The geothermal power plant will produce electricity from naturally occurring geothermal steam stored in superheated water reservoirs thousands of feet beneath the earth’s surface. The facility will be a triple-flash plant using high-temperature Crystallizer Reactor Clarifier (CRC) technology to process the geothermal brine and steam from the Salton Sea production wells. The plant will include a turbine-generator, cooling tower, wellhead separators, crystallizer, water tanks, primary and secondary clarifier tanks, control building, office buildings, substation, pipelines and supports, various ancillary structures and associated internal roadways.
“Our respective teams have been working closely for two years on Hudson Ranch I, so we are pleased to kick off final plant design with AMEC and look forward to a successful project outcome,” said Dave Watson, President of EnergySource.
“This project is one of a new generation of high-temperature flash technology geothermal plants and another great addition to AMEC’s portfolio of sustainable energy projects,” said Tim Gelbar, President of AMEC’s Power & Process Americas business. “We have been involved with this project for several years and it fully aligns with our Vision 2015 strategy, which further defines our key market sectors and strengthens the focus on renewable and clean energy.”
The project has been under development since 2006 by Catalyst Renewables and Hannon Armstrong, the majority owners of EnergySource (formerly known as CHAR); recently, GeoGlobal Energy joined the ownership group. EnergySource specializes in the development, construction and operation of grid-connected geothermal and solar power generating stations, selling “green” energy and capacity to utility companies.

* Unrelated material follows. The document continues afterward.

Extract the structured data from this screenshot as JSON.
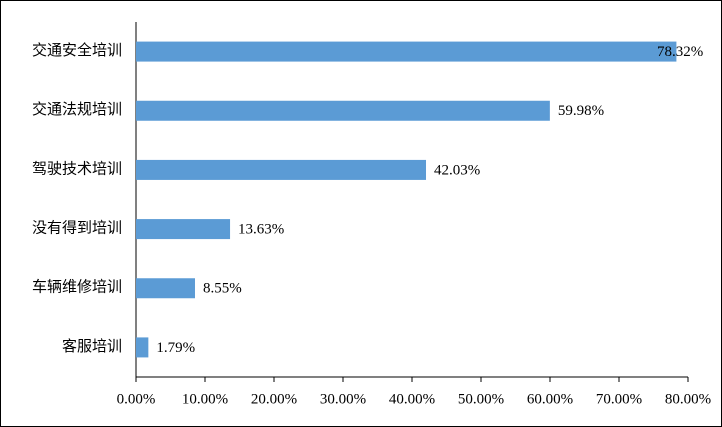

The plant will take 21 months to build and will employ 35 full-time employees when complete. Once the project becomes operational, Salt River Project (SRP), a major southwestern utility will purchase the power. SRP provides electricity to more than 935,000 retail customers in the Phoenix area.
The project will benefit from US Federal tax incentives contained in the American Recovery and Reinvestment Act (ARRA), a US$787 billion economic stimulus package passed by Congress in February 2009.